Hector ou l'ivresse de la création


La jeune génération ne s'en souvient sans doute pas mais la liberté de la presse est une invention plutôt récente au Bénin. Jusqu'à la fin des années 80, à l'époque du parti unique, le nombre de titres paraissant dans le pays était très réduit et peu critique vis-à-vis du pouvoir en place, les mouvements de contestation, l'approche de la tenue de la Conférence Nationale souveraine, la montée en puissance de partis politiques d'opposition ont entrainé l'apparition d'une multitude de titres indépendants dont le premier était La Gazette du Golfe qui existe encore.... En 1987, un jeune dessinateur de 17 ans, encore lycéen, y fait son apparition. Pendant plusieurs années, malgré la censure (qui entraînait régulièrement un blanc à la place du dessin en une du journal) et les difficultés économiques de la presse écrite, Sonon publiera plusieurs centaines de dessins dans différents supports dont le premier journal satirique du pays, Le canard du golfe, entre 1989 et 1999, avec une interruption entre 1993 et 1995 du fait d'un séjour au Togo. 1999 correspond à la disparition du Canard du golfe, il doit se tourner vers d'autres moyens pour gagner sa vie. 
Heureusement, la sous-région connaît au début des années 2000 une vague d'intérêt des éditeurs envers la littérature de jeunesse.
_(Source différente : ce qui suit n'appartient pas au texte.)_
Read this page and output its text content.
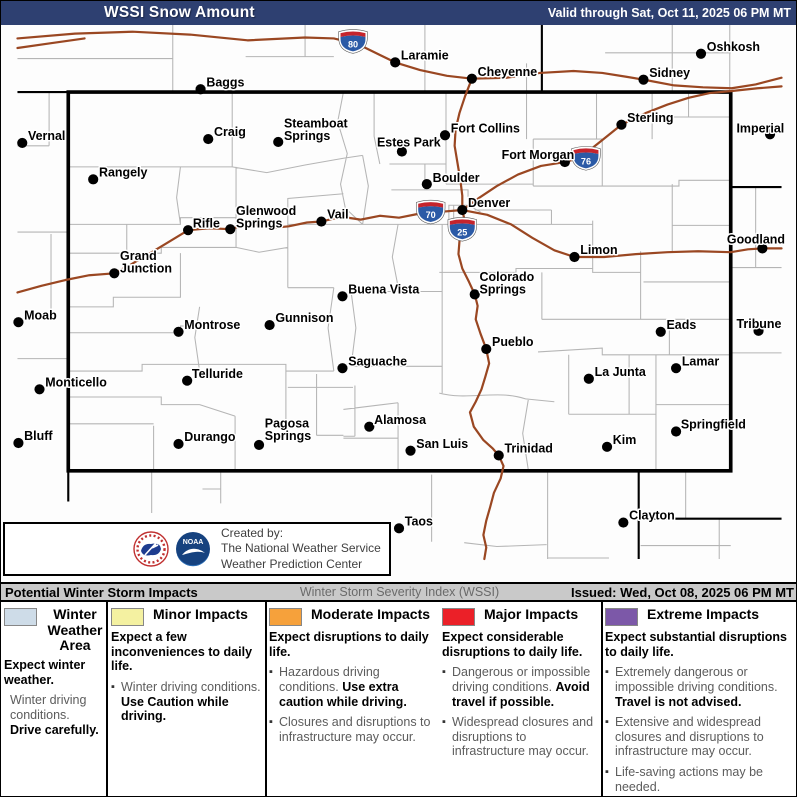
WSSI Snow Amount	Valid through Sat, Oct 11, 2025 06 PM MT
80
76
70
25
Baggs
Laramie
Cheyenne
Oshkosh
Sidney
Sterling
Imperial
Vernal	Craig
Steamboat
Springs	Estes Park
Fort Collins
Fort Morgan
Rangely	Boulder
Vail
Denver
Glenwood
Springs
Rifle
Goodland
Limon
Grand
Junction
Buena Vista
Colorado
Springs
Moab
Montrose	Gunnison	Eads	Tribune
Pueblo
Saguache	Lamar
La Junta
Telluride
Monticello
Alamosa
Bluff	Durango
Pagosa
Springs
San Luis	Trinidad
Kim
Springfield
Clayton
Taos
NOAA
Created by:
The National Weather Service
Weather Prediction Center
Potential Winter Storm Impacts	Winter Storm Severity Index (WSSI)	Issued: Wed, Oct 08, 2025 06 PM MT
Winter Weather Area
Expect winter weather.
Winter driving conditions. Drive carefully.
Minor Impacts
Expect a few inconveniences to daily life.
▪ Winter driving conditions. Use Caution while driving.
Moderate Impacts
Expect disruptions to daily life.
▪ Hazardous driving conditions. Use extra caution while driving.
▪ Closures and disruptions to infrastructure may occur.
Major Impacts
Expect considerable disruptions to daily life.
▪ Dangerous or impossible driving conditions. Avoid travel if possible.
▪ Widespread closures and disruptions to infrastructure may occur.
Extreme Impacts
Expect substantial disruptions to daily life.
▪ Extremely dangerous or impossible driving conditions. Travel is not advised.
▪ Extensive and widespread closures and disruptions to infrastructure may occur.
▪ Life-saving actions may be needed.
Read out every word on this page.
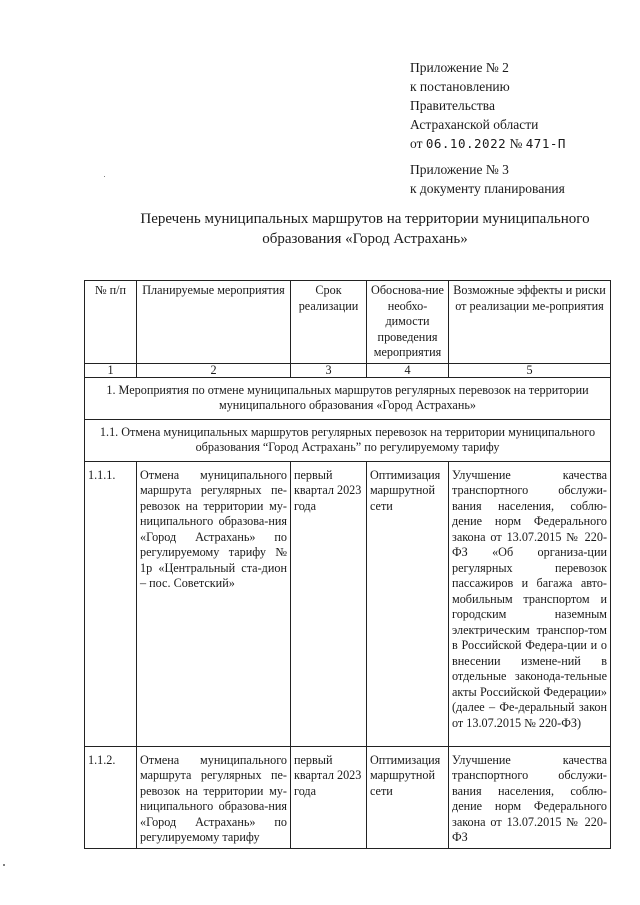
Приложение № 2
к постановлению
Правительства
Астраханской области
от 06.10.2022 № 471-П
Приложение № 3
к документу планирования
Перечень муниципальных маршрутов на территории муниципального
образования «Город Астрахань»
№ п/п	Планируемые мероприятия	Срок реализации	Обоснова-ние необхо-димости проведения мероприятия	Возможные эффекты и риски от реализации ме-роприятия
1	2	3	4	5
1. Мероприятия по отмене муниципальных маршрутов регулярных перевозок на территории муниципального образования «Город Астрахань»				
1.1. Отмена муниципальных маршрутов регулярных перевозок на территории муниципального образования “Город Астрахань” по регулируемому тарифу				
1.1.1.	Отмена муниципального маршрута регулярных пе-ревозок на территории му-ниципального образова-ния «Город Астрахань» по регулируемому тарифу № 1р «Центральный ста-дион – пос. Советский»	первый квартал 2023 года	Оптимизация маршрутной сети	Улучшение качества транспортного обслужи-вания населения, соблю-дение норм Федерального закона от 13.07.2015 № 220-ФЗ «Об организа-ции регулярных перевозок пассажиров и багажа авто-мобильным транспортом и городским наземным электрическим транспор-том в Российской Федера-ции и о внесении измене-ний в отдельные законода-тельные акты Российской Федерации» (далее – Фе-деральный закон от 13.07.2015 № 220-ФЗ)
1.1.2.	Отмена муниципального маршрута регулярных пе-ревозок на территории му-ниципального образова-ния «Город Астрахань» по регулируемому тарифу	первый квартал 2023 года	Оптимизация маршрутной сети	Улучшение качества транспортного обслужи-вания населения, соблю-дение норм Федерального закона от 13.07.2015 № 220-ФЗ
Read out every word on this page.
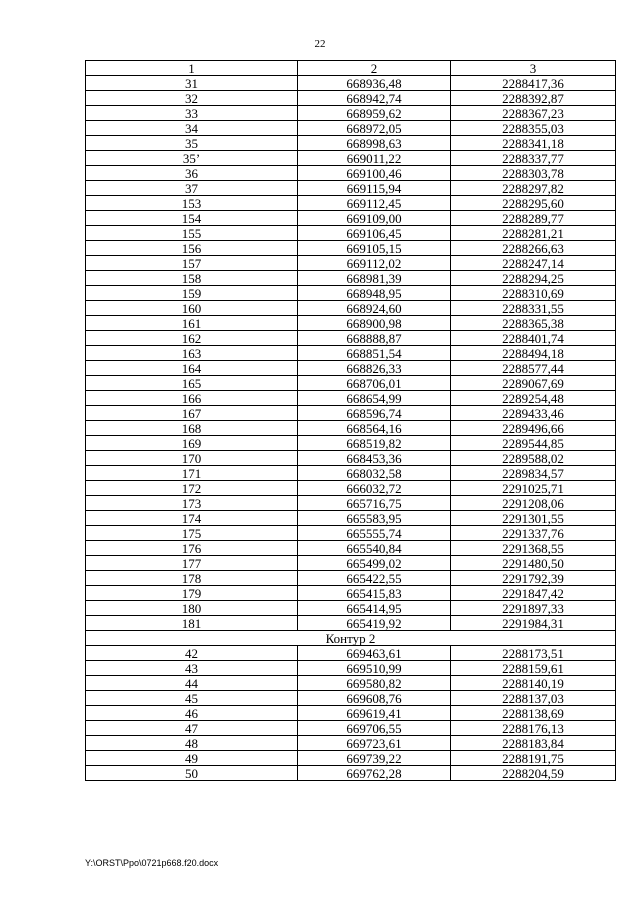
22
1	2	3
31	668936,48	2288417,36
32	668942,74	2288392,87
33	668959,62	2288367,23
34	668972,05	2288355,03
35	668998,63	2288341,18
35’	669011,22	2288337,77
36	669100,46	2288303,78
37	669115,94	2288297,82
153	669112,45	2288295,60
154	669109,00	2288289,77
155	669106,45	2288281,21
156	669105,15	2288266,63
157	669112,02	2288247,14
158	668981,39	2288294,25
159	668948,95	2288310,69
160	668924,60	2288331,55
161	668900,98	2288365,38
162	668888,87	2288401,74
163	668851,54	2288494,18
164	668826,33	2288577,44
165	668706,01	2289067,69
166	668654,99	2289254,48
167	668596,74	2289433,46
168	668564,16	2289496,66
169	668519,82	2289544,85
170	668453,36	2289588,02
171	668032,58	2289834,57
172	666032,72	2291025,71
173	665716,75	2291208,06
174	665583,95	2291301,55
175	665555,74	2291337,76
176	665540,84	2291368,55
177	665499,02	2291480,50
178	665422,55	2291792,39
179	665415,83	2291847,42
180	665414,95	2291897,33
181	665419,92	2291984,31
Контур 2		
42	669463,61	2288173,51
43	669510,99	2288159,61
44	669580,82	2288140,19
45	669608,76	2288137,03
46	669619,41	2288138,69
47	669706,55	2288176,13
48	669723,61	2288183,84
49	669739,22	2288191,75
50	669762,28	2288204,59
Y:\ORST\Ppo\0721p668.f20.docx
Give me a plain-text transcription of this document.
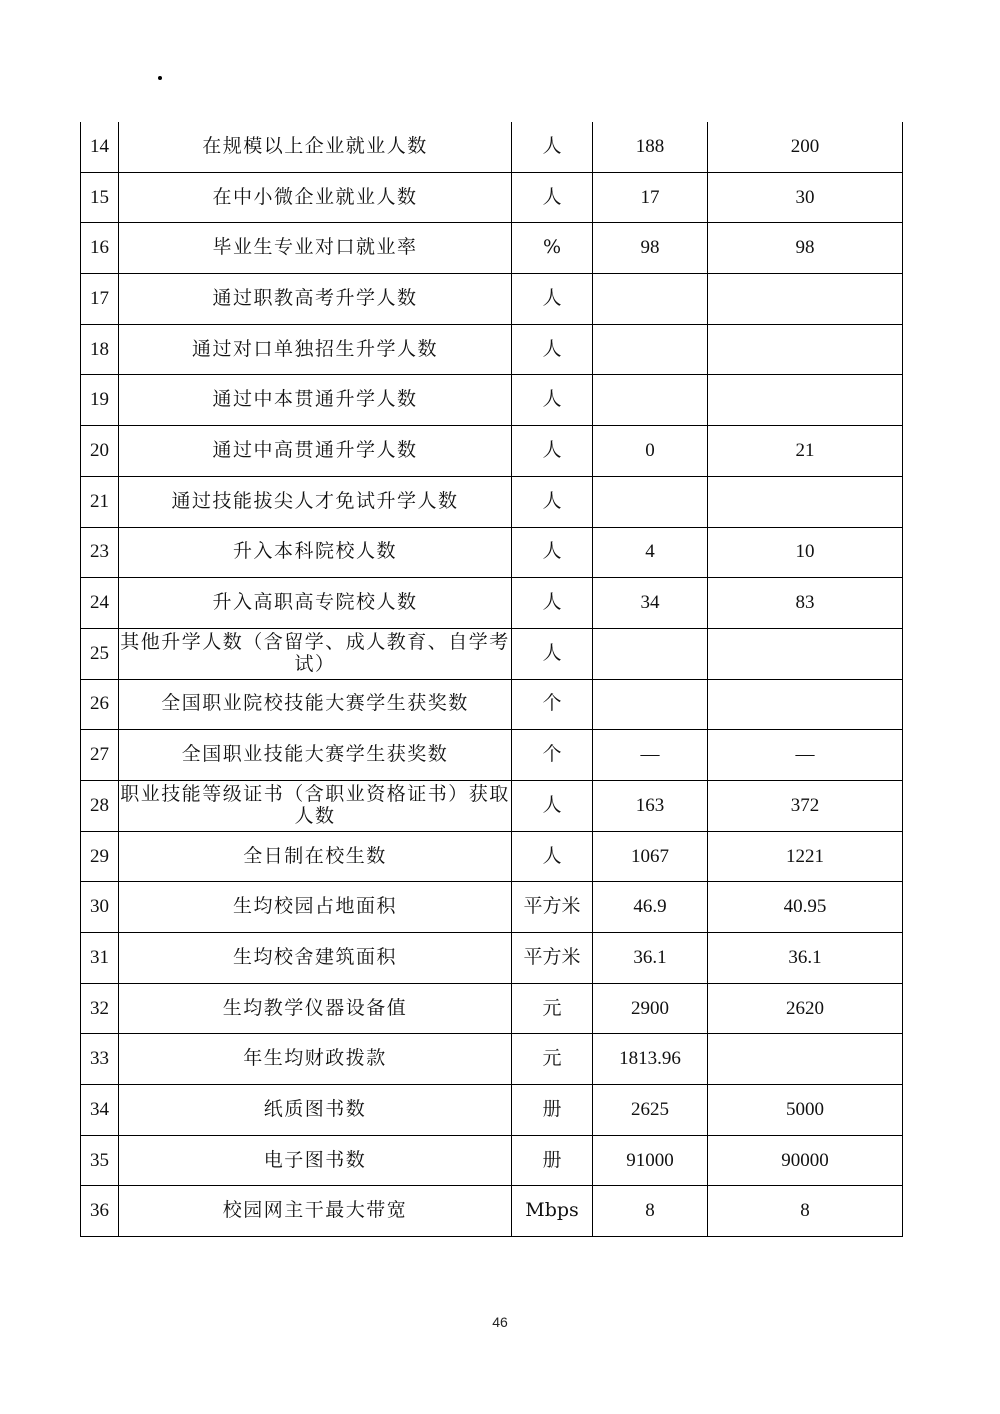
14	在规模以上企业就业人数	人	188	200
15	在中小微企业就业人数	人	17	30
16	毕业生专业对口就业率	%	98	98
17	通过职教高考升学人数	人		
18	通过对口单独招生升学人数	人		
19	通过中本贯通升学人数	人		
20	通过中高贯通升学人数	人	0	21
21	通过技能拔尖人才免试升学人数	人		
23	升入本科院校人数	人	4	10
24	升入高职高专院校人数	人	34	83
25	其他升学人数（含留学、成人教育、自学考试）	人		
26	全国职业院校技能大赛学生获奖数	个		
27	全国职业技能大赛学生获奖数	个	—	—
28	职业技能等级证书（含职业资格证书）获取人数	人	163	372
29	全日制在校生数	人	1067	1221
30	生均校园占地面积	平方米	46.9	40.95
31	生均校舍建筑面积	平方米	36.1	36.1
32	生均教学仪器设备值	元	2900	2620
33	年生均财政拨款	元	1813.96	
34	纸质图书数	册	2625	5000
35	电子图书数	册	91000	90000
36	校园网主干最大带宽	Mbps	8	8
46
Dans ce cadre là, Hector illustre une quinzaine de titres dont Mais qu’est-ce qu’il y a Dodo ? paru en 2000, La Statuette sacrée (2002), Les Belles noces de Faïma (2002) aux Nouvelles Editions Ivoiriennes ou Afi et le tambour magique en 2004, (en co-édition Edicef-le Flamboyant). Mais sa production la plus conséquente reste celle qu'il réalise pour les éditions béninoises Ruisseaux d’Afrique entre les contes illustrés comme Abalo a le palu en 2004 ou Le Caméléon de Codjo (2002) et les livres de coloriage (la collection J'apprends à colorier). Il continue cependant à dessiner pour des organes de presse comme Tam tam express (2000 – 2001), Adjinakou (Bénin – 2002), Le caméléon (2002 – 2004) et à illustrer des livres scolaires. Il a également été président de l’Association des Auteurs et Illustrateurs de livres pour enfants, AILE-Bénin.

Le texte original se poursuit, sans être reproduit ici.